Il Dott. Nasone che è il nostro Direttore dell'Esecuzione Penale Esterna presso il Provveditorato Regionale, illustrerà questi dati meglio di me; egli farà un'analisi più dettagliata avendo una competenza più specifica, poiché segue quotidianamente i propri collaboratori e darà notizie più aggiornate sulla situazione calabrese. A me pare utile, in questa occasione, fare il quadro della situazione penitenziaria che investe la nostra Regione e, anticipare anche quelle che sono le nostre progettualità; ciò che l'Amministrazione Penitenziaria ha in animo di realizzare.

Innanzitutto noi vorremmo attuare quello che dovrebbe essere il sistema organizzativo di tutte le Amministrazioni dello Stato; vorremmo avviare una politica nuova dell'amministrare che sia molto attenta ai bisogni dei cittadini e che proceda nella organizzazione dei servizi basandosi sul principio del "lavorare per progetti" .

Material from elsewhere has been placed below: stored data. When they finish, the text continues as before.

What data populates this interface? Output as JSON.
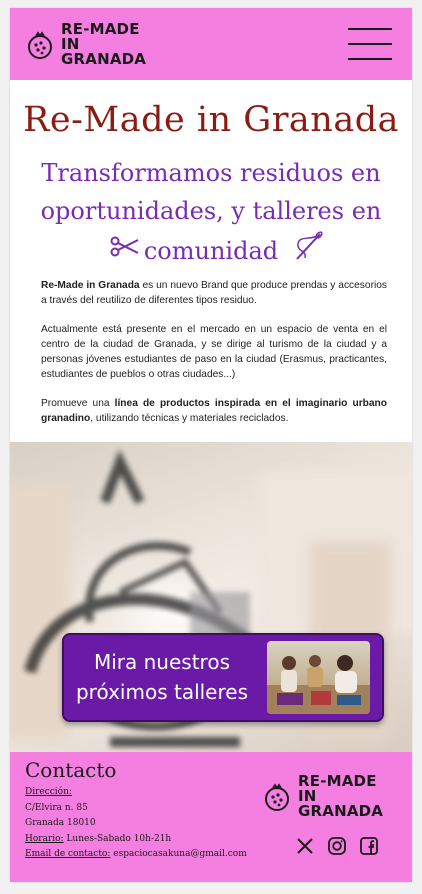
{
  "header": {
    "logo_line1": "RE-MADE",
    "logo_line2": "IN",
    "logo_line3": "GRANADA",
    "menu_icon": "hamburger-menu-icon"
  },
  "hero": {
    "title": "Re-Made in Granada",
    "subtitle_line1": "Transformamos residuos en",
    "subtitle_line2": "oportunidades, y talleres en",
    "subtitle_line3": "comunidad",
    "left_icon": "scissors-icon",
    "right_icon": "needle-thread-icon"
  },
  "intro": {
    "p1_bold": "Re-Made in Granada",
    "p1_rest": " es un nuevo Brand que produce prendas y accesorios a través del reutilizo de diferentes tipos residuo.",
    "p2": "Actualmente está presente en el mercado en un espacio de venta en el  centro de la ciudad de Granada, y se dirige al turismo de la ciudad y a  personas jóvenes estudiantes de paso en la ciudad (Erasmus, practicantes, estudiantes de pueblos o otras ciudades...)",
    "p3_a": "Promueve una ",
    "p3_bold": "línea de productos inspirada en el imaginario urbano granadino",
    "p3_c": ", utilizando técnicas y materiales reciclados."
  },
  "cta": {
    "line1": "Mira nuestros",
    "line2": "próximos talleres"
  },
  "footer": {
    "contact_title": "Contacto",
    "address_label": "Dirección:",
    "address_line1": "C/Elvira n. 85",
    "address_line2": "Granada 18010",
    "hours_label": "Horario:",
    "hours_value": " Lunes-Sabado 10h-21h",
    "email_label": "Email de contacto:",
    "email_value": " espaciocasakuna@gmail.com",
    "logo_line1": "RE-MADE",
    "logo_line2": "IN",
    "logo_line3": "GRANADA",
    "social_icons": [
      "x-icon",
      "instagram-icon",
      "facebook-icon"
    ]
  },
  "colors": {
    "header_pink": "#f47fe0",
    "title_red": "#8b1c14",
    "subtitle_purple": "#7a2bb4",
    "cta_purple": "#6a1aa6"
  }
}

La situazione nella Regione Calabria: abbiamo 11 Istituti Penitenziari e 3 Centri di Servizio Sociale per Adulti.

Negli ultimi tempi è stato dismesso parzialmente un Istituto, quello di Cosenza e trasferiti i detenuti ospiti nelle altre strutture penitenziarie della Regione e ciò per garantire anche migliori condizioni lavorative al nostro personale.

Abbiamo avviato l'adeguamento funzionale della struttura Penitenziaria che vede l'impiego di maestranze detenute per il risanamento edilizio dello stabile demaniale. Analoghi interventi sono stati effettuati o stanno per essere effettuati in tutti gli Istituti penitenziari della Regione per cui questa progettualità, condivisa dai Signori Direttori, dai Comandanti di Reparto e da tutti gli altri operatori della Regione, vedrà anche ogni utile contributo e partecipazione e, perché no, anche da parte dei detenuti per risollevare le sorti delle Comunità Penitenziarie.

Con l'attivazione di questi progetti si potrà avviare un nuovo circuito penitenziario in ambito regionale.

Abbiamo avuto modo di verificare nel corso della visita effettuata presso tutti gli Istituti della Regione, una sconveniente allocazione della popolazione detenuta: per esempio strutture penitenziarie con camere individuali occupate da 3-4 persone; cameroni occupati da 2-3 persone. Un'assistenza sanitaria a pioggia in tutte le carceri calabresi anche dove non era necessaria e precaria invece nelle strutture in cui la presenza notevole di soggetti consigliava un'attenzione medica e paramedica particolare. Risulta indispensabile, pertanto, assicurare nei penitenziari un circuito sanitario, di primo, di secondo e di terzo livello per affrontare adeguatamente le problematiche del carcere, quali la presenza di un notevole numero di ammalati mentali, di tossicodipendenti, di affetti da HIV, di soggetti ammalati di AIDS e non ultimo di sex-offenders. Molti di voi, per esempio, ignorano che in Calabria abbiamo più di 100 sex-offenders. Le carceri di Vibo Valentia e di Castrovillari sono contenitori di questi individui; delle vere e proprie bombe atomiche, perché nei confronti di tali soggetti non è stato avviato alcun intervento trattamentale. Se non si interviene immediatamente noi restituiremo alla società degli individui peggiori di come sono entrati, perché essi sono stati privati e di che cosa? Di un piacere. Quindi quando usciranno dalle carceri cercheranno in tutti i modi di recuperare anche il piacere perso in questi anni di detenzione. Bisogna fare chiarezza, anche per quanto riguarda gli ammalati di AIDS. Prima il loro stato era compatibile con la detenzione, poi è diventato incompatibile poi ancora il legislatore ha indicato compatibilità con la detenzione.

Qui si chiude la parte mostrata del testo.